Admittedly anecdotal but when working from home a few months back I had issues with the VPN software not liking win 8. I ended up running virtualbox + xp. I noticed the network performance was way slower (things like loading webpages) when using the vm (even when not connected to the vpn) vs "local" machine. I had GPU optimizations turned on, I had all cores and a lot of ram allocated to the vm and didn't appear to be resource constrained (va task man/perf mon on the host os) etc. There does seem to be a performance impact as far as I can tell. Could you tune it better? Use better vm/host OS etc? I'm sure you can. But it isn't as simple as "modern CPUs/software avoid the penalty" to paraphrase your earlier post. There is work involved at least to tweak it work that doesn't appear to be required to get equivalent performance on a stock "bare metal" install. At any rate my experience has been it is usually good enough not best performance you get. When consolidating a large number of fairly under utilized boxes onto one server sure, but a db or file server that needs to be fast our your whole org feels the latency? Not so much. Hardware/IT time is relatively cheap compared to hundreds of people losing > 1 min a day each.
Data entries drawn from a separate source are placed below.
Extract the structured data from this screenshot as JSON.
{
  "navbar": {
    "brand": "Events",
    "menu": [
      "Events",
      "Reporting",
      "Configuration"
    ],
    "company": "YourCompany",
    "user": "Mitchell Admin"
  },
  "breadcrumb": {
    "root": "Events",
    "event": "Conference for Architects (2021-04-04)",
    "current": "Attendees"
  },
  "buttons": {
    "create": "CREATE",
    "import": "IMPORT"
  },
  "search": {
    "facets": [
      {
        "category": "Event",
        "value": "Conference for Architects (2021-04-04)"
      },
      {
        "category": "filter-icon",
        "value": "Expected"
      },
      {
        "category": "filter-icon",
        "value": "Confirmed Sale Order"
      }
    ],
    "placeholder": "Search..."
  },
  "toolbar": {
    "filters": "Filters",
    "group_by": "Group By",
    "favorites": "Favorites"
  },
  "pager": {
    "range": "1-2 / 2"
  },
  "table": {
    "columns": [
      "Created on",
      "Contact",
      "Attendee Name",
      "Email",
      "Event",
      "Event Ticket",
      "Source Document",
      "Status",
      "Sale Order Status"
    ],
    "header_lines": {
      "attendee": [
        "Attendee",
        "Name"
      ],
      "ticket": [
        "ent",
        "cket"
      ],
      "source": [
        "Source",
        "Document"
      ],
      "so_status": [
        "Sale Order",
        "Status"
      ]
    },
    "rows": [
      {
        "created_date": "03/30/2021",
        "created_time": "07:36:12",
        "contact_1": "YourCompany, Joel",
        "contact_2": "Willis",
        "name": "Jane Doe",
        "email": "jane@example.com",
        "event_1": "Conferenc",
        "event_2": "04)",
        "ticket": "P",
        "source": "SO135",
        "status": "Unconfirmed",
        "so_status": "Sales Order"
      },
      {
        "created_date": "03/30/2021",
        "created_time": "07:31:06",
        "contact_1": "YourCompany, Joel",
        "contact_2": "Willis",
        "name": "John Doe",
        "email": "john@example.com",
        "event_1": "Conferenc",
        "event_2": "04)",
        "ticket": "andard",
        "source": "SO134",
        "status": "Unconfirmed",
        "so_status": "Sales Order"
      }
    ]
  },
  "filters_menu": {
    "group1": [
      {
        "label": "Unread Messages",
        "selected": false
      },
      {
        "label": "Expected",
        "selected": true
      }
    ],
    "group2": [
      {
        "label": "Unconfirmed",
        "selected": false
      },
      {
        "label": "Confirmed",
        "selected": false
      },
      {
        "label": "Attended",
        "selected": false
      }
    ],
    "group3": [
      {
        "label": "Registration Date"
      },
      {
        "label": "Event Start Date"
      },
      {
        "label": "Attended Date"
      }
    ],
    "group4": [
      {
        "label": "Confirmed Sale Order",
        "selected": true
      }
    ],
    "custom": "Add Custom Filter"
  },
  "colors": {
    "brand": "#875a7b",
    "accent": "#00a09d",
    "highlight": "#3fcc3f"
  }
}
Comment Re:People seem to be forgetting what a server is (Score 1) 129

Deal with client side developers all the time asking for 100MB of data "right now" across an internet pipe (which might be coming from africa or some place with really bad service): why shouldn't we get all the data at the same time? It seems to me that a lot of the performance tuning knowledge is getting lost on a large percentage of devs: the solution is always get someone to get you a fatter internet pipe, bigger server, drop everything and try a new framework etc. Server side developers do it too: "we have a large instance on AWS I guess that is as fast as we go". Very easy to throw your hands up with performance issues because it burns so much time troubleshooting and experimenting versus hacking together the next feature that the customer wants.